By mimicking the horse riding moves in the Gangnam Style video with a pair of handcuffs, Ai Weiwei is taking a swipe at government censorship. So even though Ai Weiwei’s version is pretty crappy, it is witty. There is also something appealing in watching such a seriously respected artist make a fool of himself. 
Unfortunately, the same cannot be said for Anish Kapoor’s take in support of Ai Weiwei. It’s like watching a street march with people carrying signs saying “War is bad”. Of course, the sentiment is worthy – “end repression, allow expression” – and perhaps the video is designed as nothing more than a show of support, but the witlessness of the result from one of our top “creative” talents really irks me. Why would anyone not involved in the art world ever watch this? Being subject to deadlines, I can appreciate that this was put together quickly and involved organising a lot of people, so perhaps not a ton of thought went into it, but still. There is also something really grating about what comes across as hero worship of Anish Kapoor in the video. Why? It is particularly inappropriate in this context. All this is doubly annoying because Anish Kapoor does make some terrific stuff.

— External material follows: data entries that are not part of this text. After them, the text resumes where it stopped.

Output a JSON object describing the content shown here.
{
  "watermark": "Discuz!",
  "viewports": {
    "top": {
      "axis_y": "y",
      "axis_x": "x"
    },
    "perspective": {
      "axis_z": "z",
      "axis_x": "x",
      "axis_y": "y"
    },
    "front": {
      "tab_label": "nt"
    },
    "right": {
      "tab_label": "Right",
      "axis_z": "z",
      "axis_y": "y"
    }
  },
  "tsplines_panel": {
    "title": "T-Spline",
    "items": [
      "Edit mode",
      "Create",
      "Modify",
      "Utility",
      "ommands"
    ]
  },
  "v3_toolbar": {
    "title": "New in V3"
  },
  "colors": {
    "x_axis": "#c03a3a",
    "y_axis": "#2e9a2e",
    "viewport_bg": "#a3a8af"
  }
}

Just like Ai Weiwei’s video, the (Paul) Gauguin Style dance moves in the cartoon are explosive examples of free expression that threaten the very existence of a repressive government. In the final panel I have gone a bit further. What usually happens after a revolution is that the new orthodoxy is enforced with utterly frightening ruthlessness. It is profoundly depressing. Whether the Revolution is French or Bolsheveik or Chinese Communist this often seems to be the case. In the cartoon Degas veers out of line with some unorthodox dance moves. He is denounced. The crowd bays for blood. He will pay the price
I have no idea why but Toulouse-Lautrec and Edgar Degas have developed an antagonistic relationship in my cartoons. Things will only get worse I’m afraid.
(For a lot of the information on the grass mud-horse meme I am indebted to a great New York Times article by Michael Wines).